Latency vs. durability. Some paths required sub-50ms round-trips; others could tolerate replay. We split these concerns explicitly.
Cost vs. complexity. A managed orchestration layer increased recurring costs but reduced engineering hours and incident toil.
Lock-step semantics vs. eventual consistency. We intentionally designed for eventual consistency across many pipelines to avoid tight coupling and blocking.

Mistakes to Avoid

Don’t assume pub/sub persistence: test subscriber restarts under load.
Don’t push business logic into gateways.

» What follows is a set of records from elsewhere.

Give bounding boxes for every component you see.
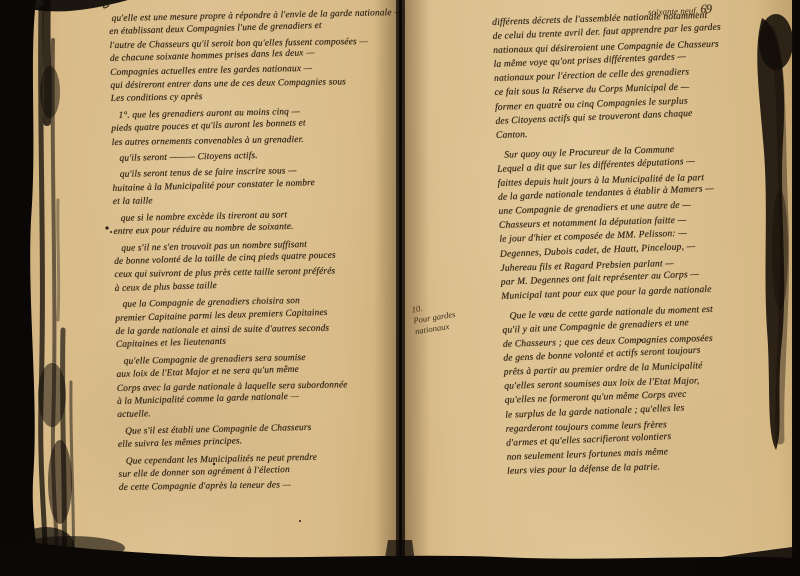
- paragraph: que si le nombre excède ils tireront au …: [113, 207, 397, 240]
- paragraph: que s'il ne s'en trouvoit pas un nombre …: [114, 237, 399, 297]
- paragraph: Sur quoy ouy le Procureur de la CommuneL…: [496, 139, 787, 303]
- paragraph: Que cependant les Municipalités ne peut …: [118, 450, 403, 496]
- paragraph: 1°. que les grenadiers auront au moins c…: [111, 104, 396, 150]
- paragraph: différents décrets de l'assemblée nation…: [492, 7, 782, 143]
- paragraph: qu'elle Compagnie de grenadiers sera sou…: [116, 350, 401, 423]
- manuscript-scan: soixante neuf. 69 10. Pour gardes nation…: [0, 0, 800, 576]
- paragraph: Que s'il est établi une Compagnie de Cha…: [118, 420, 402, 453]
- paragraph: Que le vœu de cette garde nationale du m…: [502, 300, 793, 479]
- manuscript-line: de cette Compagnie d'après la teneur des…: [119, 478, 403, 496]
- paragraph: que la Compagnie de grenadiers choisira …: [115, 293, 400, 353]
- paragraph: qu'elle est une mesure propre à répondre…: [109, 7, 395, 107]
- left-page-text: qu'elle est une mesure propre à répondre…: [109, 7, 403, 499]
- paragraph: qu'ils seront tenus de se faire inscrire…: [112, 164, 397, 210]
- right-page-text: différents décrets de l'assemblée nation…: [492, 7, 793, 485]
- right-scan-edge: [794, 0, 800, 576]
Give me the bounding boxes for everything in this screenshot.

Keep them thin.
Don’t ignore tail latencies: synthetic load isn’t enough — simulate slow model behavior.
Don’t rely on implicit ordering. If ordering matters, design explicit sequence handling.
Don’t under-instrument. You’ll need traceable IDs and per-event lineage to debug production mishaps.

Final Takeaway

Realtime AI systems fail less because of raw throughput and more because of coordination and operational complexity.

Introducing a realtime orchestration layer — in our case DNotifier — let us move from brittle glue code to reproducible workflows: durable fan-out, clear retries, and client-targeted notifications.

The hard lessons are the same: design for idempotency, handle backpressure explicitly, and invest early in observability. Do those well, and the rest becomes engineering refinements instead of crisis management.